Colts' draft history under Vice Chairman Bill Polian suggests otherwise. In fact, since Polian arrived in Indianapolis over 13 years ago, the Colts have never selected an offensive lineman in the first round. The last lineman to be drafted in round one was pro bowl left tackle Tarik Glenn, who went to the Colts with the 19th pick a year before Mr. Polian arrived.
The way the Colts' line played this year, one might figure the the "no offensive linemen in the first round" policy would change. It almost has to right?
At the same time, it's hard second-guessing the success Mr. Polian has had over the years. No other GM has hit on as many early-round knockout picks as the future hall of fame front office executive.
Remember the Peyton Manning vs. Ryan Leaf debate? The Chargers still do. How about the Edgerrin James vs. Ricky Williams debate? 2-0, Polian. Plus Colts fans are still reaping the benefits of Reggie Wayne, Dwight Freeney, Dallas Clark and Joseph Addai, among others. They all seem to have held their own over the years.
Still, the stubborn unwillingness to address the team's most pressing issue is starting to wear thin in Indy. With several quality starters projected to be available late in the first round, Colts fans are begging Polian to break with his draft doctrine and take an offensive bulwark.

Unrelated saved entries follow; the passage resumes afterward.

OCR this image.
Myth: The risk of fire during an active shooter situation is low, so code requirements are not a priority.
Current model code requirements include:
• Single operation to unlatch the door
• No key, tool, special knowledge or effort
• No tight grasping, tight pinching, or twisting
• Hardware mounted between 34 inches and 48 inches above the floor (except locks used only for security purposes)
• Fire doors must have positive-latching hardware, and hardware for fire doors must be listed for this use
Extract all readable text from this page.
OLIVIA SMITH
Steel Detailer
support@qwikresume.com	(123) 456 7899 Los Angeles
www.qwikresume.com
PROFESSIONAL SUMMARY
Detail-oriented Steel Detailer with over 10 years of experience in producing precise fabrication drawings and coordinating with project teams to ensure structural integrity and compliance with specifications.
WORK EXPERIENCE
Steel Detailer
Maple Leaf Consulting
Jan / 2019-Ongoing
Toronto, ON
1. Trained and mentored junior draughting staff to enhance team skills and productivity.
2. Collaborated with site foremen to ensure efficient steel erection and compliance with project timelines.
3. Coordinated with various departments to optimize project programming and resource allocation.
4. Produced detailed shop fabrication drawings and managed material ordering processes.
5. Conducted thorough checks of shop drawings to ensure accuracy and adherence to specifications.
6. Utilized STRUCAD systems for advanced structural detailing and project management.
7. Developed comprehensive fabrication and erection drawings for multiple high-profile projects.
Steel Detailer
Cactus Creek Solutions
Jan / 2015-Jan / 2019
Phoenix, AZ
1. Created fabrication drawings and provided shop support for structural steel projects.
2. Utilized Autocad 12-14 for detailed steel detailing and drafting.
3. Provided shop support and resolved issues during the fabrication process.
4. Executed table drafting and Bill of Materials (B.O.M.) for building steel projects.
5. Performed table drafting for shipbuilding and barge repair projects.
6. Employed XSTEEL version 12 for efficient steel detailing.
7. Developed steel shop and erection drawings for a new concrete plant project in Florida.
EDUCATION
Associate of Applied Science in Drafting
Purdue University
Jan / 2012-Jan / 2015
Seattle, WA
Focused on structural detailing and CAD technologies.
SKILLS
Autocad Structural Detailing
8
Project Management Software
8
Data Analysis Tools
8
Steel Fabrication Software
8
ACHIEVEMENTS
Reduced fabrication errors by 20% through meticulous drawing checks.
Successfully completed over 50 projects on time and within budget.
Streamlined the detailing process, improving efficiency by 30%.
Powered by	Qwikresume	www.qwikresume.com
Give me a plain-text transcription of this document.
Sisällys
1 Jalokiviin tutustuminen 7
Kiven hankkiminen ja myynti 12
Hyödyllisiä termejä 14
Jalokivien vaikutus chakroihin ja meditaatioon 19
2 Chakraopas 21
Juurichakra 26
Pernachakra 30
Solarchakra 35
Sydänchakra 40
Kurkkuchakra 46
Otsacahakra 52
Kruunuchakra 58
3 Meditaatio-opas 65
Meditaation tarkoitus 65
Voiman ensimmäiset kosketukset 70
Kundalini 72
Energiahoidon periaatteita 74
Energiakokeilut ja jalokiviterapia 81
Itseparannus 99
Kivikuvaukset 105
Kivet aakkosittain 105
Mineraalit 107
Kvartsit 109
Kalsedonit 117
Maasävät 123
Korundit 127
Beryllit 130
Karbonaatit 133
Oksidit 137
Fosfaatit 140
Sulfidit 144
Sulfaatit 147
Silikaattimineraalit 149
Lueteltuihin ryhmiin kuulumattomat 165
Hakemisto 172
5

After 13 years, it looks as the curmudgeonly six-time NFL executive of the year may finally budge.
For one, the Colts' current starting line doesn't boast a player taken any higher than the fourth round. Mind you, center Jeff Saturday is a five-time pro bowl selection, but the rest of the line is a generally unimpressive unit that performs as if they were drafted in the later rounds. (You get what you pay for I guess.)
Secondly, and the real reason Polian may relent, is that for the past 4 years, the running game has regressed significantly. Rather than immediately upgrade the line, Polian instead tried to solve the solution by drafting running back Donald Brown with the 27th pick in '09. Two years later, the Colts have little to show for the investment, further proof that the running lanes just aren't there. With Peyton Manning getting older, forcing the 14-year veteran to shoulder the load of the offense is a recipe for disaster, not only in terms of winning games but also prolonging his hall of fame career.
Therefore, if the Colts and Bill Polian are serious about winning, the only real solution is to draft an offensive lineman with the first pick.
With Wisconsin's Gabe Carimi, Boston College's Anthony Castonzo, Colorado's Nate Solder and others all projected to still be on the board, Colts' fans are not so much concerned with who will be chosen, but rather that at least one of them will be selected.